Et que dire de tous ceux qui ont préféré attendre le 9 juin. Le restaurant Paul Bocuse, par exemple. Selon des sources syndicales, plus d’un établissement sur deux serait encore fermé. Faute de terrasses. Ou parce qu’ils considèrent que l’activité ne serait pas rentable.

Dans ces conditions, le Gouvernement n’avait guère d’autre choix que de maintenir le fonds de solidarité à l’identique sur le mois de mai. C’est seulement à partir de juin que ses aides seront dégressives. Tout comme d’ailleurs  la prise en charge par l’Etat de la masse salariale. Elle passera  de 20 % à 15 % pour les mois de juin, juillet et août. Dégressivité aussi pour l’allocation d’activité partielle.

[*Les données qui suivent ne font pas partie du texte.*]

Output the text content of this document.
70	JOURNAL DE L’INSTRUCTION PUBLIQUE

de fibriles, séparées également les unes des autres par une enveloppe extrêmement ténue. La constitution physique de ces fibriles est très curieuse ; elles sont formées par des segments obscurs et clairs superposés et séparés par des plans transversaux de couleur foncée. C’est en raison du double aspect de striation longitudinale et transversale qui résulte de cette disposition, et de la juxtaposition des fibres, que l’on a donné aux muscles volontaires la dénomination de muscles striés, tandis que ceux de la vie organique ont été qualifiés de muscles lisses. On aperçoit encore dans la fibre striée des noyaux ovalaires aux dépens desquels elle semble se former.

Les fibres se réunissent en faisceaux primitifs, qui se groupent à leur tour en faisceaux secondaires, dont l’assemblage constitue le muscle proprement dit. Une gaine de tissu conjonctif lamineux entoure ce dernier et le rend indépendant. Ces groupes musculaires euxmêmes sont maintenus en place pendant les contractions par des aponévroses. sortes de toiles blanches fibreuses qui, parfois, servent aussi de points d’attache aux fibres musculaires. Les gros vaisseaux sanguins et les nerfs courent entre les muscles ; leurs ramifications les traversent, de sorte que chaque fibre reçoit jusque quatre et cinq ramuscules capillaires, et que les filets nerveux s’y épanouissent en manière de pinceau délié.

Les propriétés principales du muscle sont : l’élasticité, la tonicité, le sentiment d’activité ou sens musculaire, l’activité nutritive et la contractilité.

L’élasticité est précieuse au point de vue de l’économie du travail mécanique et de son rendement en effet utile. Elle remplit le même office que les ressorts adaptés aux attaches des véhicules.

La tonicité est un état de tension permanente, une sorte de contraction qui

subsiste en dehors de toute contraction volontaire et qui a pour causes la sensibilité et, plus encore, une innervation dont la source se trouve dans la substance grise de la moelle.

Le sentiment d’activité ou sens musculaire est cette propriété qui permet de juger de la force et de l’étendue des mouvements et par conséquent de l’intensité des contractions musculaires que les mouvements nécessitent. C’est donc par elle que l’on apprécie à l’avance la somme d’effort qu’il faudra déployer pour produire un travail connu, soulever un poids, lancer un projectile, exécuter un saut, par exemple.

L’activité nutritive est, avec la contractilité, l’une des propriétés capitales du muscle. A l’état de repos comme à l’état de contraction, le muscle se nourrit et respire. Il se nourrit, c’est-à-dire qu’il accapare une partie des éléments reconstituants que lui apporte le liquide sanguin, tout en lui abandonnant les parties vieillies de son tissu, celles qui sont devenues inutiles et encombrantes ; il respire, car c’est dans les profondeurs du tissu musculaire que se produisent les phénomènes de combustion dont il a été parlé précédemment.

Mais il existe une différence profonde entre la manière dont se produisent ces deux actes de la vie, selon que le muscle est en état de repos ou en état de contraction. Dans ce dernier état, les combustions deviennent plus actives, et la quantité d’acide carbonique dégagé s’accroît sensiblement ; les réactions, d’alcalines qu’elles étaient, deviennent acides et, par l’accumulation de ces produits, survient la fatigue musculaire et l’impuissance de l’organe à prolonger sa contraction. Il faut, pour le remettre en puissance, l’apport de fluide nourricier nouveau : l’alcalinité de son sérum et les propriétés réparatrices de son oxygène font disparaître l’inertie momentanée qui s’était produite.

Exemptées jusqu’en juin de « reste à charge pour l’employeur », les entreprises de la branche devront s’acquitter de 15 % de l’allocation d’activité partielle en juillet et de 25 % en août.

Près de 300 000 recrutements attendus dans la branche selon Pôle Emploi

Exprimés avant le début de la crise sanitaire, les besoins en main d’oeuvre des entreprises avaient atteint des niveaux records en 2020.  Ils sont logiquement en recul cette année mais retrouvent leur niveau de 2019.
Les tensions sur certains métiers, les mêmes d’une année sur l’autre, restent élevés. Mais sensiblement moins que l’an dernier.
100 000 postes resteront-ils vacants cette année, faute de candidats ? C’est une hypothèse. Invérifiable avant la saison estivale.

  • Source : Pôle Emploi, enquête BMO 2019, traitement et tableau HR-infos.